Thursday, March 24, 2011

Groundhog Day

Someone close to me asked, recently, why I don't acknowledge the reality of the fact that I am poor. It made my heart hurt. Not because it finally sunk in that I am totally flat broke. That reality is old news. What hurt my spirit was the realization that this person who I loved dearly was so defined by poverty that they had trouble seeing me define myself in any other terms. Make no mistake. I've got very little money right now. But the key phrase there is right now. I chose this state of temporary financial hardship in order to build a future for my children that I could not otherwise have built. I have never, nor will I ever define myself as truly poor. Doing so would not only be an insult to the people for whom poverty is not a choice, but it would be an insult to my father who built the financial ground upon which I stand, my mother who maintains it, and myself in whom the empire will most certainly grow.

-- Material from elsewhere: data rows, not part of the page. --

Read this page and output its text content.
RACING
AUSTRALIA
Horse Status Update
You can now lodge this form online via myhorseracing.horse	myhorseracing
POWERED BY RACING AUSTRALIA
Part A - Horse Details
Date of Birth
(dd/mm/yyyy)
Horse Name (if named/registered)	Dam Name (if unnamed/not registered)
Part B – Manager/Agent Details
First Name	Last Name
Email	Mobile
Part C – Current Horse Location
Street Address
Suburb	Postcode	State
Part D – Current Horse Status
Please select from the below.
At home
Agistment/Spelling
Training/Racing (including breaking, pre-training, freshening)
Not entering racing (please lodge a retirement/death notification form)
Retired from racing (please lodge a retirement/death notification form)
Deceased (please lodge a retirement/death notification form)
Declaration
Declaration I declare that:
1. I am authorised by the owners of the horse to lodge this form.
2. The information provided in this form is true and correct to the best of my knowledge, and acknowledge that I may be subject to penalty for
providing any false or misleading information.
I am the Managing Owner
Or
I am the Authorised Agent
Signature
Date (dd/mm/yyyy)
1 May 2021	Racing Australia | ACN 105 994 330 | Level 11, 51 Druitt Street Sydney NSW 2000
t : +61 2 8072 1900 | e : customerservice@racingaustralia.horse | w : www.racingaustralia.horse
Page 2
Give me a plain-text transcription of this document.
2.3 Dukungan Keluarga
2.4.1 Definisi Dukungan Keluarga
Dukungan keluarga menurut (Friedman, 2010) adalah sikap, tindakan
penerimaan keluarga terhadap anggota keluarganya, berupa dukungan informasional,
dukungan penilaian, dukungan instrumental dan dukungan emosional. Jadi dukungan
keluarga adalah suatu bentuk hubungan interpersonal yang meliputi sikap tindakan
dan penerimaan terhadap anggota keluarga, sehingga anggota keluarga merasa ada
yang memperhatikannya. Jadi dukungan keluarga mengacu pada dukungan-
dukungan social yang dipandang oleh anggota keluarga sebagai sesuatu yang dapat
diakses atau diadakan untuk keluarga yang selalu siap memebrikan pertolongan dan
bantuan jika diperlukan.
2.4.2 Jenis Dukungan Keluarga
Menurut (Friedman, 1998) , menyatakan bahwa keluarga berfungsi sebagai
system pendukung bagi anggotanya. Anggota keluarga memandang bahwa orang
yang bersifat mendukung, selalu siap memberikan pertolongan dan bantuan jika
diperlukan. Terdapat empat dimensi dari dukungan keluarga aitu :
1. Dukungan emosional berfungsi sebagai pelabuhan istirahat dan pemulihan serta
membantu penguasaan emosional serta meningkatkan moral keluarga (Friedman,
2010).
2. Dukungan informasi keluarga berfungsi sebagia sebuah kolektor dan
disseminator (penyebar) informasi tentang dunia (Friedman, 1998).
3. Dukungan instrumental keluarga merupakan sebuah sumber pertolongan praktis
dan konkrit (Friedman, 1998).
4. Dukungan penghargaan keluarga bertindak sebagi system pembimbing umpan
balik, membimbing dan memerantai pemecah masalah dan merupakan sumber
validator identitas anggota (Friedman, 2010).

There is a concept in economics, called the cycle of poverty. Its the idea that certain behaviors and circumstances, once begun, act as a self sustaining mechanism for poverty. It goes like this. A family is poor. They lack the resources to build for tomorrow. Therefore they work only to survive today. Tomorrow comes, and they are, once again poor. Because today is so tough, they lack the luxury of worrying about tomorrow. In doing so, though, they ensure that tomorrow looks exactly like today. Kinda like that movie Groundhog Day. For some, perhaps, there is little choice to this cycle. For many, though, this cycle is more mental than it is economic.

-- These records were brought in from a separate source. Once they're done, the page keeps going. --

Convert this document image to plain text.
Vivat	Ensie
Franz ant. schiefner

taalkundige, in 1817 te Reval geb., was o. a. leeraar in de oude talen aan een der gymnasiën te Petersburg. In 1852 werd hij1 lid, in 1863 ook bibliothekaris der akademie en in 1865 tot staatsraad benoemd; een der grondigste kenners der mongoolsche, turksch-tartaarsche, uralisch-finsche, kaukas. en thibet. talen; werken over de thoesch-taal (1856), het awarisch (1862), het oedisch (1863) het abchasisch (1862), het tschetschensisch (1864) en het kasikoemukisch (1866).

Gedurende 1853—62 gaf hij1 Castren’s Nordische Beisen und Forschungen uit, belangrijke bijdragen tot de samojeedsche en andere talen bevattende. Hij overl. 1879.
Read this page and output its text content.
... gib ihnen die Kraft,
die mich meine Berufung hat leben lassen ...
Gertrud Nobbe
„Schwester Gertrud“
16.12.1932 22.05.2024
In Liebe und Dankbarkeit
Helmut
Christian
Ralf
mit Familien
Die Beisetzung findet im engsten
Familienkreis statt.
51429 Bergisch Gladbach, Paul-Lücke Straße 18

In today's America, we have many folks living out their lives on the line between poverty and comfort. They live pay check to pay check. They make just enough money to live on. If you were to ask them, they'd say they have no idea where their money goes. They use phrases like "maintaining" and "getting by" to describe their very existence. Life, for them, is consumed by the daily struggle to survive financially. Mind you, they have nice enough cars. They have new clothes. They have plasma TVs. But they probably don't own the home they live in and they can't pay their gas bill. When crisis hits, (and by crisis I mean the car dies, the plasma TV breaks, or they spend more money than they meant to at the casino), they look to find some temporary fix. Maybe its the government. Maybe its a community program for hardship assistance. Maybe its the quick cash loan joint on the corner. But what happens is that they fix today's problem today. Tomorrow is not yet an issue in their minds. And so, everyday looks like the day before it. The idea that one could change that fact is foreign to them. Unheard of. Silly even.

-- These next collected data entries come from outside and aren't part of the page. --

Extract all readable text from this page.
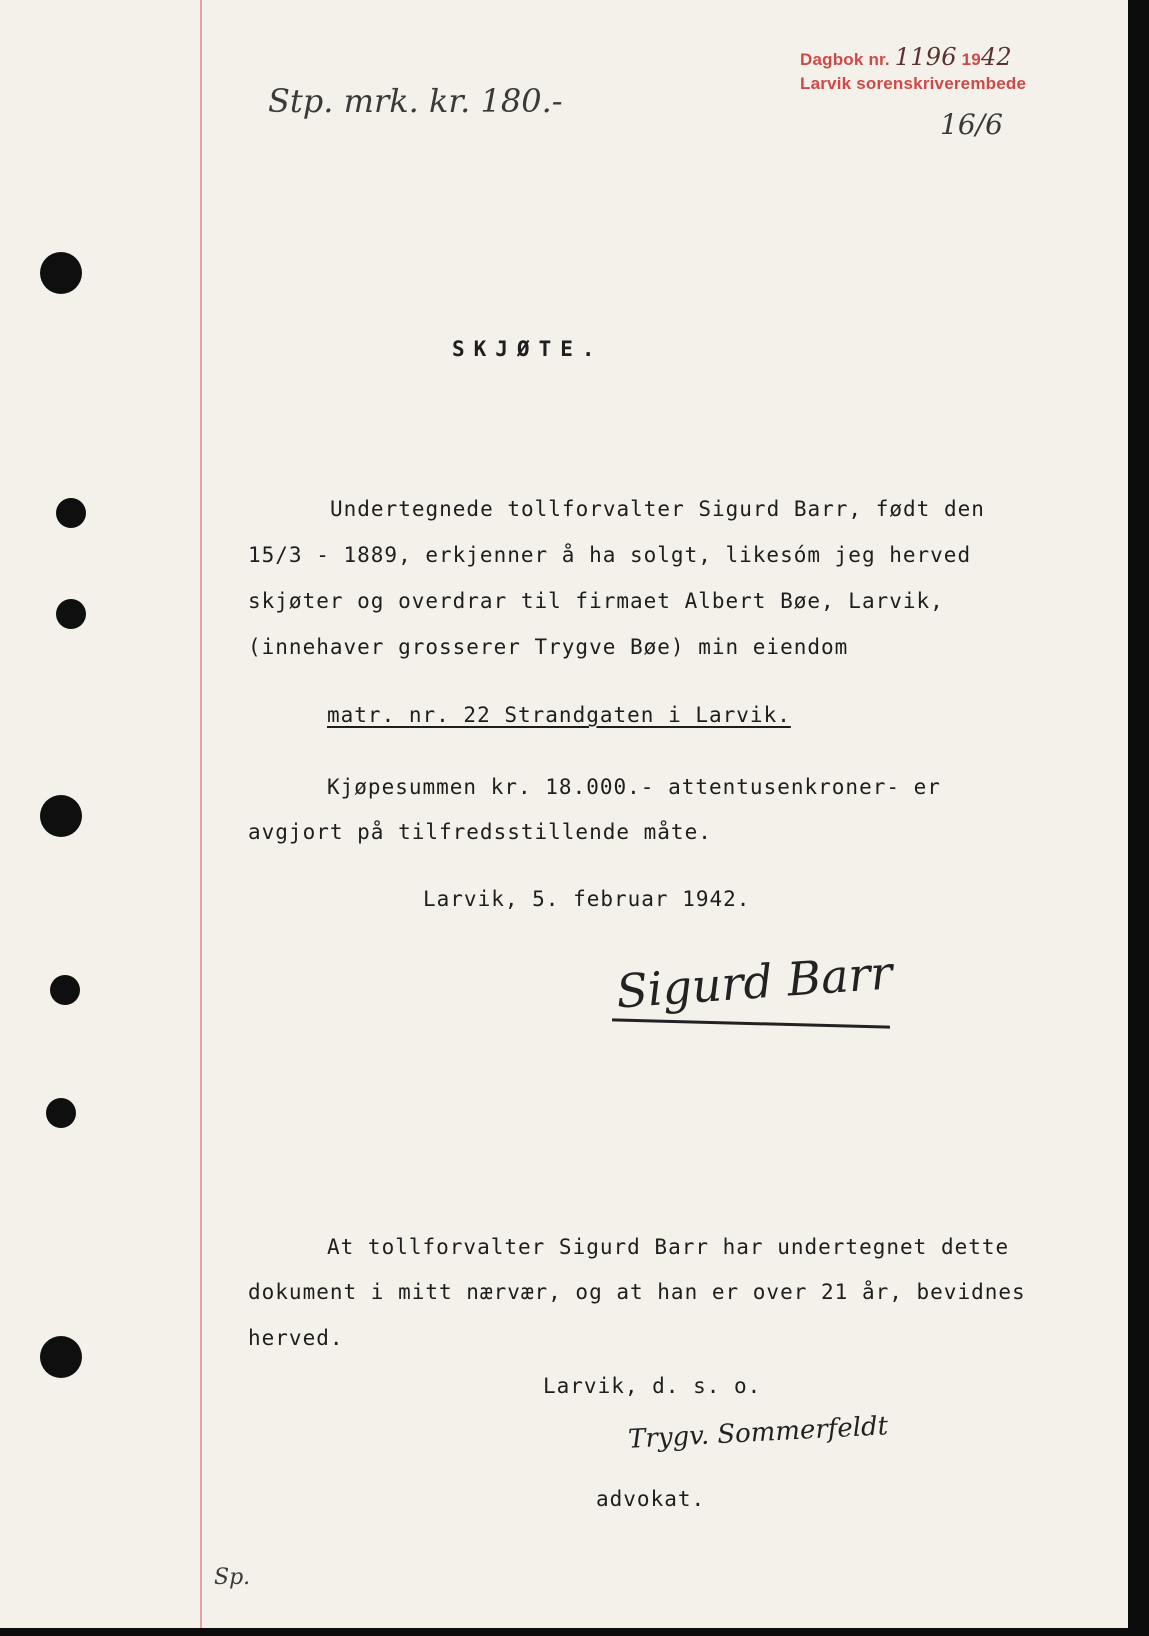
Dagbok nr. 1196 1942
Larvik sorenskriverembede
16/6
Stp. mrk. kr. 180.-
SKJØTE.
Undertegnede tollforvalter Sigurd Barr, født den
15/3 - 1889, erkjenner å ha solgt, likesóm jeg herved
skjøter og overdrar til firmaet Albert Bøe, Larvik,
(innehaver grosserer Trygve Bøe) min eiendom
matr. nr. 22 Strandgaten i Larvik.
Kjøpesummen kr. 18.000.- attentusenkroner- er
avgjort på tilfredsstillende måte.
Larvik, 5. februar 1942.
Sigurd Barr
At tollforvalter Sigurd Barr har undertegnet dette
dokument i mitt nærvær, og at han er over 21 år, bevidnes
herved.
Larvik, d. s. o.
Trygv. Sommerfeldt
advokat.
Sp.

For fear of sounding like a republican, I will end my rant there. I can just hear my republican pal with his arguments about why all government programs to help the poor are a waste of money. I certainly don't agree. I have taken many a hand out and hope to go on to create many more for folks that come after me. In my quest to become a doctor, I could not have eaten without assistance. But there's the key. Quest. The quest to make tomorrow better than today is what makes all the difference.

I say all that only to say this. Be careful how you define yourself. The definition you give yourself tends to stick.